ANAHEIM, Calif. (AP) -Where in heaven did the real Los Angeles Angels go in the playoffs?
You know, the ones who earned the AL West title with small-ball offense - hitting singles, drawing walks and running the bases with abandon. That team disappeared against Boston in the AL division series, losing 9-1 Sunday to close out a three-game sweep.
The first-round defeat was identical to 2004, when the Red Sox ushered the Angels out in three consecutive games on their way to winning the World Series.
Even coming back to California didn't help. The Angels' 54 home victories were the most in baseball this season, and they hit .305 in their home park during the regular season.
But they could not have gone more quietly against Boston, scoring just four runs in 27 innings. They were 2-for-22 with runners in scoring position.

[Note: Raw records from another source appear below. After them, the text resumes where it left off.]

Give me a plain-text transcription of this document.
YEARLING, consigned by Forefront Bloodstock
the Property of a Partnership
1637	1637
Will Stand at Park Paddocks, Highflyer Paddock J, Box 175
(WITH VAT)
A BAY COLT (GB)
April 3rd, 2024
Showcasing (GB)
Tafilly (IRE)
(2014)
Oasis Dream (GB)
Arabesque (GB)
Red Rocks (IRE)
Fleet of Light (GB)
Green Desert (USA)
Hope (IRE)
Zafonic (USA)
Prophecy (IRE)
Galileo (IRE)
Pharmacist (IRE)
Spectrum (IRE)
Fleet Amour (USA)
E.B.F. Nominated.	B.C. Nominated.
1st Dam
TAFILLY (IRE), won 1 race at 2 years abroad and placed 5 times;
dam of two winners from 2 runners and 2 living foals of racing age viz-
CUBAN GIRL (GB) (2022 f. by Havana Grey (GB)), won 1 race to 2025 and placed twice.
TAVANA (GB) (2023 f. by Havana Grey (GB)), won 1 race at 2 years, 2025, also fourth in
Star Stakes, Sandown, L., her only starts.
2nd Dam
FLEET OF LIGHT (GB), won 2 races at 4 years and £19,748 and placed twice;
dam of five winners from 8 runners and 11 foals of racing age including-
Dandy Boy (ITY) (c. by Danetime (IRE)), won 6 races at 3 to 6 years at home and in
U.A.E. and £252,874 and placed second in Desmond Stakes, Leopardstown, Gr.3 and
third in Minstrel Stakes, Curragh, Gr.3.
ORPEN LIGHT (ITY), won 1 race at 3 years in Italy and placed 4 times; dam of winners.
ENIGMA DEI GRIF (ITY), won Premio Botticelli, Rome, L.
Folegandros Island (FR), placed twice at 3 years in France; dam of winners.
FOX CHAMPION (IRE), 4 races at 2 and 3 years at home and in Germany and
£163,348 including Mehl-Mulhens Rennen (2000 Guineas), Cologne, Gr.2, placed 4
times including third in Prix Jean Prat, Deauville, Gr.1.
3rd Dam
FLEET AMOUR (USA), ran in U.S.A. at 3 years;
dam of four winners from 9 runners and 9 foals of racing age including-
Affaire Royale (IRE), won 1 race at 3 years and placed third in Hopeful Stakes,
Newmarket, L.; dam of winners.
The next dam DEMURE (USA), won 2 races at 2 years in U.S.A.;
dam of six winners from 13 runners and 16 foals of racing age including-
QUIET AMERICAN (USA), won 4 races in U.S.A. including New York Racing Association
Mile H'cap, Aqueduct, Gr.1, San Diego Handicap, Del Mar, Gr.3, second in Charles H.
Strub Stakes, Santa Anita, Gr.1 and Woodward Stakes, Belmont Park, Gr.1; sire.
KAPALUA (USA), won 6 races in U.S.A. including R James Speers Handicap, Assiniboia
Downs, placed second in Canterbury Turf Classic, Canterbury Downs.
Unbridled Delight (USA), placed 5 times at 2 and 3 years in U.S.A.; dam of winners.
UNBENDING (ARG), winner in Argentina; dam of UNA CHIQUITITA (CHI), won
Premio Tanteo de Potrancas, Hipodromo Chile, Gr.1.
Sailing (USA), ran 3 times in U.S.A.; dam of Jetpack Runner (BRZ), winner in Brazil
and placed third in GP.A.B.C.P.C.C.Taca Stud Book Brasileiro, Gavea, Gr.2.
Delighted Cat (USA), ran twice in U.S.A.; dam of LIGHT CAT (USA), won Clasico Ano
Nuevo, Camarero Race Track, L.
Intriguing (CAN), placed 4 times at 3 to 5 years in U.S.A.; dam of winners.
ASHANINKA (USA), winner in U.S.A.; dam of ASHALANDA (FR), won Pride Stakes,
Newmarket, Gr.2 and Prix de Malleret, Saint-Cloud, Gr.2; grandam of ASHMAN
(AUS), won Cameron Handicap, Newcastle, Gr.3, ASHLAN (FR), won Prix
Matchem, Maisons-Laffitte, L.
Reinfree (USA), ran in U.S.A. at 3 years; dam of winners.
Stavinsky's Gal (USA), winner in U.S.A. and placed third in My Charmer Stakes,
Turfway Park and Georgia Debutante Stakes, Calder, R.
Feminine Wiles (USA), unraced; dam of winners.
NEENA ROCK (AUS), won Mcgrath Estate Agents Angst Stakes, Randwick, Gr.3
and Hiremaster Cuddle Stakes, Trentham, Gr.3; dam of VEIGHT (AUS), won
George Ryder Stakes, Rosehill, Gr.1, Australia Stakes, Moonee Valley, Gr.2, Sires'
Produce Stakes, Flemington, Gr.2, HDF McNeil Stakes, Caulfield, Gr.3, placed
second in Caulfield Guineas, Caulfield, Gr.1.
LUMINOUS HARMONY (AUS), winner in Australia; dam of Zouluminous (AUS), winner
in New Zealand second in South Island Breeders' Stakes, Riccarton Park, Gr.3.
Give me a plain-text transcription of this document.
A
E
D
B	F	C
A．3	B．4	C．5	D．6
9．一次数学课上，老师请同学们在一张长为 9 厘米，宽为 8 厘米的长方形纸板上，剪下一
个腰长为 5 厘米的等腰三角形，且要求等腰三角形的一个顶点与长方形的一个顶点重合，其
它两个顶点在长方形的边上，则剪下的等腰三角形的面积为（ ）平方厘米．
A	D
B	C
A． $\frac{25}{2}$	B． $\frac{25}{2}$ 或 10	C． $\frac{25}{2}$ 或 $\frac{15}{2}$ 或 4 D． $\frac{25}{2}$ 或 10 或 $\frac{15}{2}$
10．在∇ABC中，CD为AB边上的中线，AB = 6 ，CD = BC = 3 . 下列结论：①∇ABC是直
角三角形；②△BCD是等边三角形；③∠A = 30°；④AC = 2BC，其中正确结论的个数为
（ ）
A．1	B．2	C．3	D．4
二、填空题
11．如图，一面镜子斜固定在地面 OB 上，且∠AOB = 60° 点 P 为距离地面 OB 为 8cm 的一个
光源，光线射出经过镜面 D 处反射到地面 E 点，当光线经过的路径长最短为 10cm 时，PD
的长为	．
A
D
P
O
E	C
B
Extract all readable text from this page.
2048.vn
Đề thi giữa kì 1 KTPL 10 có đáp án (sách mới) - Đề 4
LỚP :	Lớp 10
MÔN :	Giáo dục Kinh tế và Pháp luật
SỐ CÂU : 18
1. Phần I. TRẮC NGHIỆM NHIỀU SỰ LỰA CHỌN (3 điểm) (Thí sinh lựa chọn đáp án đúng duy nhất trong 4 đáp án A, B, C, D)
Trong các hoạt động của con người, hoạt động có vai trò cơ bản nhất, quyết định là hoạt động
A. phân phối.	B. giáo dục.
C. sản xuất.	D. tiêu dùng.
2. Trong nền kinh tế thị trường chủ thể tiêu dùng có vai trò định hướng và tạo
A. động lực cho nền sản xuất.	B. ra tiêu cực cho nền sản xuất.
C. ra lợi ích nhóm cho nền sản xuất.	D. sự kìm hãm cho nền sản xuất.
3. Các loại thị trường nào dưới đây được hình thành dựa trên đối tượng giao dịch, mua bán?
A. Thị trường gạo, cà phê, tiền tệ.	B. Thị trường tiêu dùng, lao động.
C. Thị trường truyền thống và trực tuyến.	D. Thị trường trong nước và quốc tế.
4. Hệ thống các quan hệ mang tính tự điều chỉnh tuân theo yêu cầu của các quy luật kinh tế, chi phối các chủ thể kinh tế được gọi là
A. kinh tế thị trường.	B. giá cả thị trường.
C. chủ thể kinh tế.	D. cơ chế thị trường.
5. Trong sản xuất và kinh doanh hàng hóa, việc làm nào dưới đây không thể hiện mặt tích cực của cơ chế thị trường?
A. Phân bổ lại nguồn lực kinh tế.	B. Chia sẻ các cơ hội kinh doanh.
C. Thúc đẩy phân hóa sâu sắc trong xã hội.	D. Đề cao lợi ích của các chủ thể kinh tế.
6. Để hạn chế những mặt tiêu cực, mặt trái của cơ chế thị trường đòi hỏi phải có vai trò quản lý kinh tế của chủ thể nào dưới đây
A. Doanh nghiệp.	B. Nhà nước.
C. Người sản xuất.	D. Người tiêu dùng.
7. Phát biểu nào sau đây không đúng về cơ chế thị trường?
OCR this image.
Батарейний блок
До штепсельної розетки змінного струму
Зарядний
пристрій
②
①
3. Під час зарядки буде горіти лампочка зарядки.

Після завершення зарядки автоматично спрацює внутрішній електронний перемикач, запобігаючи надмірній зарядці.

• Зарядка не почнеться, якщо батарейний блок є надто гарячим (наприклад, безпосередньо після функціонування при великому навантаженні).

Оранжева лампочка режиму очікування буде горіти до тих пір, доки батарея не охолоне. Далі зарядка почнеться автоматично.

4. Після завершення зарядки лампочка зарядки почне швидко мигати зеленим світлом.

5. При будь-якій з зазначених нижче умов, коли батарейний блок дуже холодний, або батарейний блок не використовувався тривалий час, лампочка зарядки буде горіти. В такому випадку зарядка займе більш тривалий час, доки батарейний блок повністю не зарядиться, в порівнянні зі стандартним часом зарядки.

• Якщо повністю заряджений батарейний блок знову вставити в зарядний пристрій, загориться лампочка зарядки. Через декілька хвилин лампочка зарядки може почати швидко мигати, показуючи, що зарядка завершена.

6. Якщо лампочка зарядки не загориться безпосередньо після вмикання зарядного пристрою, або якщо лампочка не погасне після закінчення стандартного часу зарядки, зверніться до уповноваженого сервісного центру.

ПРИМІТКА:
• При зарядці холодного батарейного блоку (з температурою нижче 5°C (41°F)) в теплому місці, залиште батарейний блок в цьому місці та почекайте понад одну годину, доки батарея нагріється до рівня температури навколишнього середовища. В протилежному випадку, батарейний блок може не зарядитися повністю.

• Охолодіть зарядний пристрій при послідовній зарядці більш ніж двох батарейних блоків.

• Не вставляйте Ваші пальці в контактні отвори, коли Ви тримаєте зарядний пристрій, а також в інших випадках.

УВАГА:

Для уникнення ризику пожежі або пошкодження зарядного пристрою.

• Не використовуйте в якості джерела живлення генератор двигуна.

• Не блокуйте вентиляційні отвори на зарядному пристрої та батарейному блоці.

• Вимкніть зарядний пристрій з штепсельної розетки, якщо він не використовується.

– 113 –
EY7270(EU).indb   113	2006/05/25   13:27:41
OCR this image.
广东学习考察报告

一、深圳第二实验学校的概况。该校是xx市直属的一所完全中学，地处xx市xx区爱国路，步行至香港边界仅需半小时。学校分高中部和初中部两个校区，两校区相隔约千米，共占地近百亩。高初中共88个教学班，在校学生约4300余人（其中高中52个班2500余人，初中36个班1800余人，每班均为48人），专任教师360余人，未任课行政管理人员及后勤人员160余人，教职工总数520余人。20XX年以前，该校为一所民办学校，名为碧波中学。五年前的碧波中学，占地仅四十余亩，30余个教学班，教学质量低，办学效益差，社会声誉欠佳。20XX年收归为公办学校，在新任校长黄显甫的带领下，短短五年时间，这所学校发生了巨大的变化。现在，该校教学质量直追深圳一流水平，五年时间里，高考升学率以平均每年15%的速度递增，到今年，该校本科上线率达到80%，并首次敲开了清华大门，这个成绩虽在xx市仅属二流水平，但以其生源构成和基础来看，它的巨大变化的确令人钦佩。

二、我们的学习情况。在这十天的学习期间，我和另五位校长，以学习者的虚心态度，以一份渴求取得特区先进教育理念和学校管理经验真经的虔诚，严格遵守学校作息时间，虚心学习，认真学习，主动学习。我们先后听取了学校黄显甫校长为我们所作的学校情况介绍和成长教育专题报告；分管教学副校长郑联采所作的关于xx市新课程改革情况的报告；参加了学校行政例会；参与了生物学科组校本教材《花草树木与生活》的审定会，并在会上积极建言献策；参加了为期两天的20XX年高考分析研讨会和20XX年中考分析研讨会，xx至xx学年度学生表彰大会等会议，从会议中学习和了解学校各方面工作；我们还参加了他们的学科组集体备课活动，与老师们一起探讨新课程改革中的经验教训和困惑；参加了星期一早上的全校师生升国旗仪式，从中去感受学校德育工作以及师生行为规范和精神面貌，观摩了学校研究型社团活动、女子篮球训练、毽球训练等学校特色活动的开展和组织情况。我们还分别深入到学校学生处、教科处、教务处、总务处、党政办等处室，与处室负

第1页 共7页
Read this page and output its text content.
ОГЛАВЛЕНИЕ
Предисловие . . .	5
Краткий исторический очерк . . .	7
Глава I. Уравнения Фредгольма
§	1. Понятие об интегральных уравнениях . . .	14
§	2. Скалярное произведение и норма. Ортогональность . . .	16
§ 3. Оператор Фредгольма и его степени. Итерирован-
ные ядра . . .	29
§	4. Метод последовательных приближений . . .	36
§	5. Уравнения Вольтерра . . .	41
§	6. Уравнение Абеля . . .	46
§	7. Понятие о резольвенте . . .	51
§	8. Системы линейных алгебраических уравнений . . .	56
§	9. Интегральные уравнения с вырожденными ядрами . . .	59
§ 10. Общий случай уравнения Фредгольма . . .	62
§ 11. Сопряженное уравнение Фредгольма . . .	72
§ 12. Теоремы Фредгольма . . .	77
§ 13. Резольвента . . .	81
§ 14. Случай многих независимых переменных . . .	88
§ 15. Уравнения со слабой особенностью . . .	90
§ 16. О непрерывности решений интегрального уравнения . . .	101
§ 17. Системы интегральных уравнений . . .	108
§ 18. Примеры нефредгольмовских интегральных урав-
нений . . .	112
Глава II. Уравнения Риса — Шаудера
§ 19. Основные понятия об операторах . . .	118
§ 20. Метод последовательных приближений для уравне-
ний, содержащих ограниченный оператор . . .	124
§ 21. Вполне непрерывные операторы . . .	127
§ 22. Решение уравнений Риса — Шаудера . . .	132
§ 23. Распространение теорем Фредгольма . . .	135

Vladimir Guerrero failed to live up to his slugging reputation. He was 0-for-3 with a walk Sunday, and finished 2-for-10 in the series with no runs and no RBIs.
Of course, Boston's pitching had a lot to with the Angels' feeble offense.
Josh Beckett tossed a four-hit shutout in the opener. The Red Sox bullpen combined to hold the Angels hitless in Game 2 after they saw rookie starter Daisuke Matsuzaka for the first time ever.
Then Curt Schilling dissected the Angels with the kind of stuff he had been going over in his head for the last 12 days. Pitching in the postseason for the first time since 2004, the 40-year-old right-hander retired 10 of 11 batters during one stretch.
The third and seventh innings typified things for Los Angeles, which stranded eight runners.
The Angels loaded the bases with two outs in the third, but defensive replacement Reggie Willits popped up to the catcher in foul territory, ending the threat.
In the seventh, with the Rally Monkey hopping on the big screen, Maicer Izturis doubled to lead off and took third on Howie Kendrick's groundout. Designated hitter Juan Rivera followed and popped up to first base, slamming his bat in the dirt.
Then Schilling struck out Mike Napoli, ending the inning and silencing the plastic noisemakers that sounded a hopeful beat.
The Red Sox impersonated the Angels in the bottom of the seventh, charging around the bases and ringing up seven runs as many of the 45,262 fans streamed toward the exits.
Things started promisingly enough for the Angels.
Jered Weaver made his playoff debut by retiring the side, including striking out David Ortiz. After allowing runners on second and third in the second, the 25-year-old right-hander retired three straight - two on strikeouts.
Weaver retired the side in the third, notching his fifth strikeout. But he made two huge mistakes in the fourth, allowing back-to-back home runs to Ortiz and Manny Ramirez that deflated the anemic Angels.